怖いけど美しい。住人が消えた「ゴーストタウン」の不思議な魅力
たった一日で消えてしまった村
オラドゥール・シュル・グラヌ/フランス
「オラドゥール・シュル・グラヌ(Oradour-sur-Glane)」は、フランスのヌーヴェル=アキテーヌ地域圏オート=ヴィエンヌ県にある村です。
もともとドイツの占領下であったこの地で、哀しい事件が起こりました。
1944年4月10日。ナチスの武装親衛隊からオラドゥール村の村長へ、「村人の身分証を確認するので、全員を広場に集めるように」と指令が入ります。
学校に登校している児童や仕事中の者はもちろん、近隣の農家や村への来訪者など、見つけられる限りの人間はもれなく広場に集合させられました。
午後3時。集合を終えると、女性と子どもは教会に、男性は6つの物置や納屋に分かれて連行されます。

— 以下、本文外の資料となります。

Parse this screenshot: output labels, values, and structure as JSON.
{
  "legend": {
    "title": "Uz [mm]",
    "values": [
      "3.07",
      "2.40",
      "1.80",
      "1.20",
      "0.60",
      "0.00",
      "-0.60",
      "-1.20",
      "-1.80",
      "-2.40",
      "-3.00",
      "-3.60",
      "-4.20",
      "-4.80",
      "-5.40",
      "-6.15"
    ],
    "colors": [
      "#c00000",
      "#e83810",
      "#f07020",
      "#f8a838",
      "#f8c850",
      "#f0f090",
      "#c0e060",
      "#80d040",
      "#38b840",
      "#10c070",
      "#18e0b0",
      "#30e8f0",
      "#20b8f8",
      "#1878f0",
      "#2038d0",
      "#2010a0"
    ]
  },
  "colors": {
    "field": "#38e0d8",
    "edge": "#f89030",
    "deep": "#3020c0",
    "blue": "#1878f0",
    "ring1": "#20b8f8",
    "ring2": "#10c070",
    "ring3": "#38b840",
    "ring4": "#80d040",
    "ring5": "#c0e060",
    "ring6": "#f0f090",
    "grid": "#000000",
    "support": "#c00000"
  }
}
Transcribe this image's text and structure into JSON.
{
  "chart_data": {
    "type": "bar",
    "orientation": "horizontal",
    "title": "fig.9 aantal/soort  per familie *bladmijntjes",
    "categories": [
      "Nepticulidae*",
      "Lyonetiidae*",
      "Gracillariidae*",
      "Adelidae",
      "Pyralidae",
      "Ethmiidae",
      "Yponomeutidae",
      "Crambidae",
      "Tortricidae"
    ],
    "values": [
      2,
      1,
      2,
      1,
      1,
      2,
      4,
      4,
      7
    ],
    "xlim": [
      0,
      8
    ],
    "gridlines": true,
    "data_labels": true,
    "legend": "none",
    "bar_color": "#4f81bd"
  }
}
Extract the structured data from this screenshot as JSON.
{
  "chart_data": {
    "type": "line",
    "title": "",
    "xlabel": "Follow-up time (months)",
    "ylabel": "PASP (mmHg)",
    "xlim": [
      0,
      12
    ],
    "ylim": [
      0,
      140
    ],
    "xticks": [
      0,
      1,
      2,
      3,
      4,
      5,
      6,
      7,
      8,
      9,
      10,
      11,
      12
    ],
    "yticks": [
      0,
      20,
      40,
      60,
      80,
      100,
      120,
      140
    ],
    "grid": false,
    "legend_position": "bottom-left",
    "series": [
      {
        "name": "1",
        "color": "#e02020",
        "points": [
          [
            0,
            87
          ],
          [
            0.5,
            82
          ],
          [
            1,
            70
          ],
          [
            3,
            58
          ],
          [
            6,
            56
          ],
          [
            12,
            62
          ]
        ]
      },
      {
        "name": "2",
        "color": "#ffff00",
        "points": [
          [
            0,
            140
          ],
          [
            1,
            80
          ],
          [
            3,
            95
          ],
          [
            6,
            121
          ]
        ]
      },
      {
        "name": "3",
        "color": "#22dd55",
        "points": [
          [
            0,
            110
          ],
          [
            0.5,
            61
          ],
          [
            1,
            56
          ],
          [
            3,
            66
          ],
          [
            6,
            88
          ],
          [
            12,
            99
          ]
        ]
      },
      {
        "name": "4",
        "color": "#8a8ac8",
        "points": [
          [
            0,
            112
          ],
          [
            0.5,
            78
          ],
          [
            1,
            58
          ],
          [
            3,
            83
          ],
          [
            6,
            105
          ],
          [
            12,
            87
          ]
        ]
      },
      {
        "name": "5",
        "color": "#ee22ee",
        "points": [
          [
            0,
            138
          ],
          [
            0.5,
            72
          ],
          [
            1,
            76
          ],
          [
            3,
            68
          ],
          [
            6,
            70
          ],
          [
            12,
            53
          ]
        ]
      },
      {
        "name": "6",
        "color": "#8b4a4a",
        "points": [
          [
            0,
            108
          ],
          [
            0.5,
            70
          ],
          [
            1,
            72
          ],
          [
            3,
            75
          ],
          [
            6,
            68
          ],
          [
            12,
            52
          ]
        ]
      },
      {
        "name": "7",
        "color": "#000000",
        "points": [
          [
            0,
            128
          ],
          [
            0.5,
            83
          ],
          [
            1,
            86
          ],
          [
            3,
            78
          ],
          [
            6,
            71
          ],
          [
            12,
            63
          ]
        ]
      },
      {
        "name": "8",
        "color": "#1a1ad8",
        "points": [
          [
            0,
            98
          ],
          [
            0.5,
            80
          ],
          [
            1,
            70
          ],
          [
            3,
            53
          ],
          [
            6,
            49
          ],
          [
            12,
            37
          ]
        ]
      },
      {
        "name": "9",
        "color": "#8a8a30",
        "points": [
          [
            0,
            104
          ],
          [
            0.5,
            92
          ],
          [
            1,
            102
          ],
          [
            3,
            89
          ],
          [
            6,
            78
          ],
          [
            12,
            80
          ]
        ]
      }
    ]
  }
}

男性陣が連れられた場所に待ち構えるのは、機関銃を持ったドイツ兵。男性の足元をめがけて銃を乱射し、動けなくなった体に藁(わら)を被せ、次々と火をつけていきました。
ある納屋から男性6名が逃げ出しましたが、そのうちの1人は逃亡後すぐに発見され射殺されています。
教会にもドイツ兵が潜んでおり、女性たちが建物内に入るとともに可燃物を投げ入れて放火。さらに機関銃を乱射し、混乱のなか女性240名、子ども205名が命を落としました。
集合した人の虐殺していくと、今度は家に残っている人を探しにまわります。
寝たきりの老人はベッドごと焼かれ、村へ訪問にきた通りがかりの人までも射殺。生存者を容赦無く犠牲にしました。
村は徹底的に破壊され、以前の面影をうかがい知ることはできません。
1日にして村人642人の命が犠牲になり、親衛隊から逃げ切ったのはたったの26人。村はゴーストタウンと化しました。
戦後に当時のフランス大統領であるシャルル・ド・ゴールが、オラドゥール村を再建せずに遺構として残すことを決定。村は現在も廃墟同然の状態で保存され、哀しい歴史を後世に伝えるべく観光客を受け入れています。